Calculates the minimum number of insertions and deletions
required to change one sequence into the other. This is equivalent to the
Levenshtein distance with a substitution weight of 2.
Parameters:
s1 (Sequence[Hashable]) – First string to compare.
s2 (Sequence[Hashable]) – Second string to compare.
processor (callable, optional) – Optional callable that is used to preprocess the strings before
comparing them. Default is None, which deactivates this behaviour.
score_cutoff (int, optional) – Maximum distance between s1 and s2, that is
considered as a result. If the distance is bigger than score_cutoff,
score_cutoff + 1 is returned instead. Default is None, which deactivates
this behaviour.
Calculates a normalized levenshtein similarity in the range [1, 0].
This is calculated as distance/(len1+len2).
Parameters:
s1 (Sequence[Hashable]) – First string to compare.
s2 (Sequence[Hashable]) – Second string to compare.
processor (callable, optional) – Optional callable that is used to preprocess the strings before
comparing them. Default is None, which deactivates this behaviour.
score_cutoff (float, optional) – Optional argument for a score threshold as a float between 0 and 1.0.
For norm_dist > score_cutoff 1.0 is returned instead. Default is 1.0,
which deactivates this behaviour.
Returns:
norm_dist – normalized distance between s1 and s2 as a float between 0 and 1.0
Calculates the Indel similarity in the range [max, 0].
This is calculated as (len1+len2)-distance.
Parameters:
s1 (Sequence[Hashable]) – First string to compare.
s2 (Sequence[Hashable]) – Second string to compare.
processor (callable, optional) – Optional callable that is used to preprocess the strings before
comparing them.
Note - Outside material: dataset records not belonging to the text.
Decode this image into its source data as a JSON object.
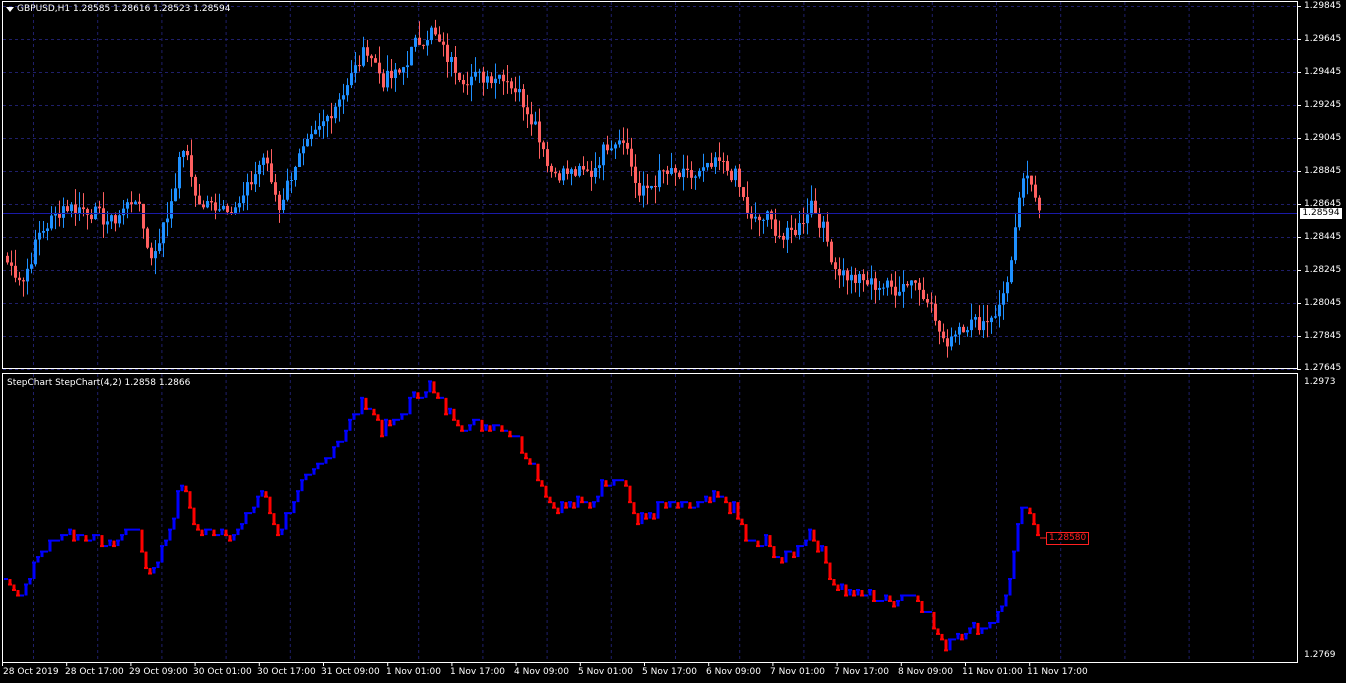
{
  "main_chart": {
    "symbol_info": "GBPUSD,H1  1.28585 1.28616 1.28523 1.28594",
    "price_ticks": [
      "1.29845",
      "1.29645",
      "1.29445",
      "1.29245",
      "1.29045",
      "1.28845",
      "1.28645",
      "1.28445",
      "1.28245",
      "1.28045",
      "1.27845",
      "1.27645"
    ],
    "current_price": "1.28594",
    "bull_color": "#1e90ff",
    "bear_color": "#ff6060"
  },
  "indicator": {
    "label": "StepChart StepChart(4,2) 1.2858 1.2866",
    "price_ticks": [
      "1.2973",
      "1.2769"
    ],
    "last_value_label": "1.28580",
    "up_color": "#0000ff",
    "down_color": "#ff0000"
  },
  "time_axis": {
    "labels": [
      "28 Oct 2019",
      "28 Oct 17:00",
      "29 Oct 09:00",
      "30 Oct 01:00",
      "30 Oct 17:00",
      "31 Oct 09:00",
      "1 Nov 01:00",
      "1 Nov 17:00",
      "4 Nov 09:00",
      "5 Nov 01:00",
      "5 Nov 17:00",
      "6 Nov 09:00",
      "7 Nov 01:00",
      "7 Nov 17:00",
      "8 Nov 09:00",
      "11 Nov 01:00",
      "11 Nov 17:00"
    ]
  },
  "chart_data": {
    "type": "candlestick",
    "symbol": "GBPUSD",
    "timeframe": "H1",
    "ylim": [
      1.2764,
      1.2985
    ],
    "grid": true,
    "close_path_keypoints": [
      [
        0,
        1.2828
      ],
      [
        4,
        1.2817
      ],
      [
        8,
        1.2845
      ],
      [
        14,
        1.2862
      ],
      [
        20,
        1.286
      ],
      [
        26,
        1.2852
      ],
      [
        32,
        1.2868
      ],
      [
        36,
        1.283
      ],
      [
        40,
        1.2856
      ],
      [
        44,
        1.2898
      ],
      [
        48,
        1.2862
      ],
      [
        52,
        1.2863
      ],
      [
        58,
        1.2862
      ],
      [
        64,
        1.2892
      ],
      [
        68,
        1.2862
      ],
      [
        72,
        1.2888
      ],
      [
        78,
        1.2908
      ],
      [
        84,
        1.2932
      ],
      [
        90,
        1.2958
      ],
      [
        94,
        1.2938
      ],
      [
        98,
        1.2942
      ],
      [
        102,
        1.296
      ],
      [
        106,
        1.2968
      ],
      [
        110,
        1.2952
      ],
      [
        114,
        1.294
      ],
      [
        118,
        1.294
      ],
      [
        124,
        1.2942
      ],
      [
        128,
        1.293
      ],
      [
        132,
        1.2912
      ],
      [
        136,
        1.2883
      ],
      [
        140,
        1.2882
      ],
      [
        146,
        1.2882
      ],
      [
        150,
        1.29
      ],
      [
        154,
        1.2905
      ],
      [
        158,
        1.2868
      ],
      [
        164,
        1.2882
      ],
      [
        168,
        1.288
      ],
      [
        172,
        1.288
      ],
      [
        178,
        1.2888
      ],
      [
        182,
        1.288
      ],
      [
        186,
        1.2852
      ],
      [
        190,
        1.2855
      ],
      [
        194,
        1.2842
      ],
      [
        198,
        1.285
      ],
      [
        201,
        1.2865
      ],
      [
        204,
        1.2848
      ],
      [
        207,
        1.2825
      ],
      [
        211,
        1.2818
      ],
      [
        216,
        1.2815
      ],
      [
        222,
        1.2812
      ],
      [
        226,
        1.2818
      ],
      [
        230,
        1.2808
      ],
      [
        234,
        1.2778
      ],
      [
        238,
        1.279
      ],
      [
        244,
        1.2792
      ],
      [
        248,
        1.28
      ],
      [
        251,
        1.2828
      ],
      [
        254,
        1.288
      ],
      [
        257,
        1.2868
      ],
      [
        258,
        1.2858
      ]
    ]
  }
}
Default is None, which deactivates this behaviour.
score_cutoff (int, optional) – Maximum distance between s1 and s2, that is
considered as a result. If the similarity is smaller than score_cutoff,
0 is returned instead. Default is None, which deactivates
this behaviour.
Calculates a normalized indel similarity in the range [0, 1].
This is calculated as 1-normalized_distance
Parameters:
s1 (Sequence[Hashable]) – First string to compare.
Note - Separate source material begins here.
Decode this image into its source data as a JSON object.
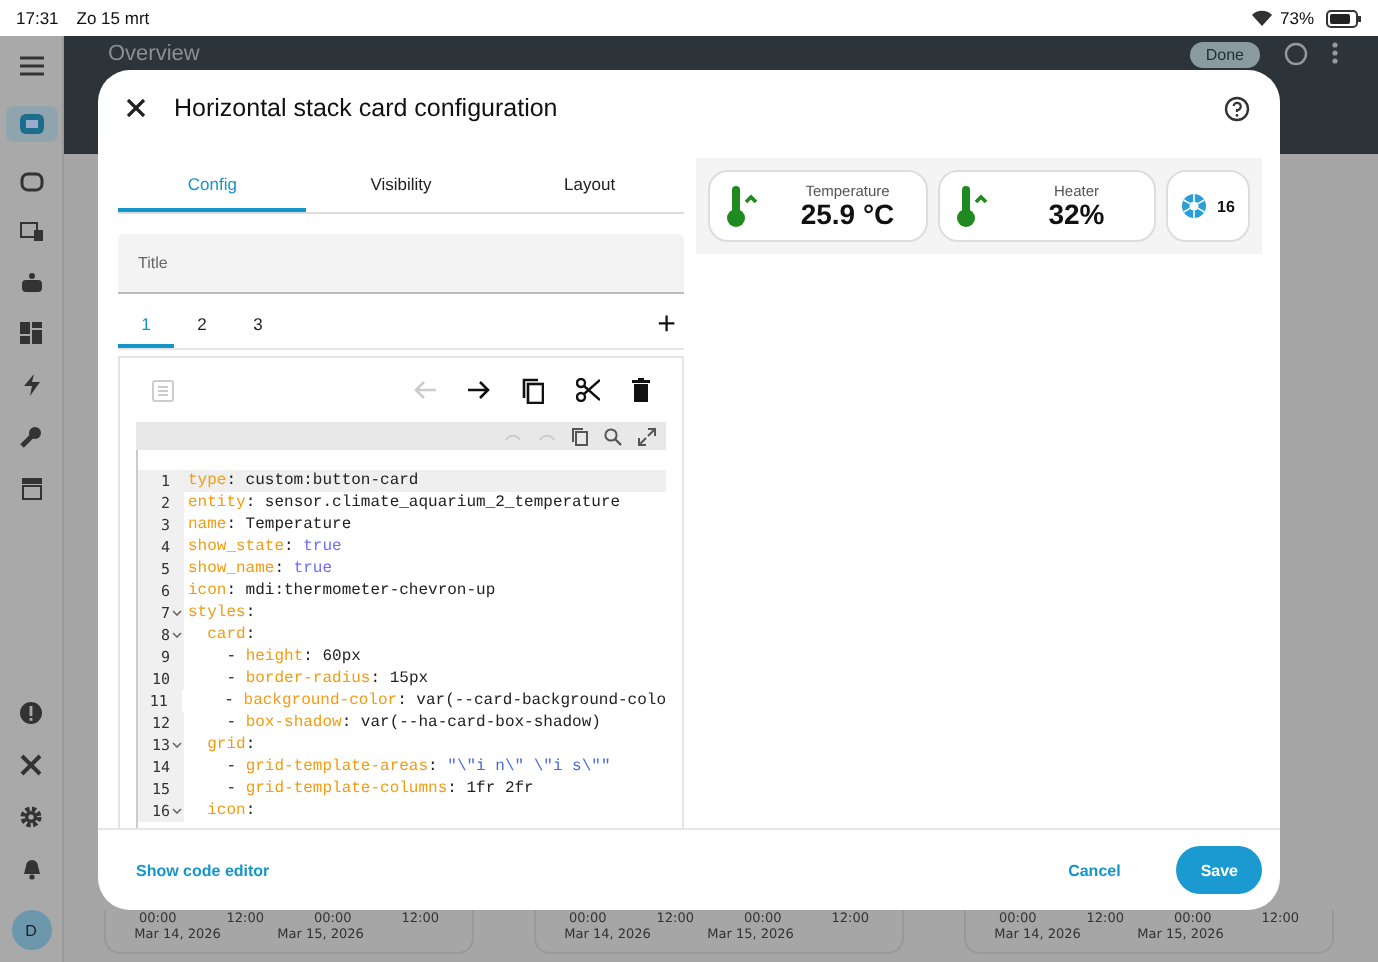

s2 (Sequence[Hashable]) – Second string to compare.
processor (callable, optional) – Optional callable that is used to preprocess the strings before
comparing them. Default is None, which deactivates this behaviour.
score_cutoff (float, optional) – Optional argument for a score threshold as a float between 0 and 1.0.
For norm_sim < score_cutoff 0 is returned instead. Default is 0,
which deactivates this behaviour.
Returns:
norm_sim – normalized similarity between s1 and s2 as a float between 0 and 1.0
Return type:
float
Examples
Find the normalized Indel similarity between two strings:
s1 (Sequence[Hashable]) – First string to compare.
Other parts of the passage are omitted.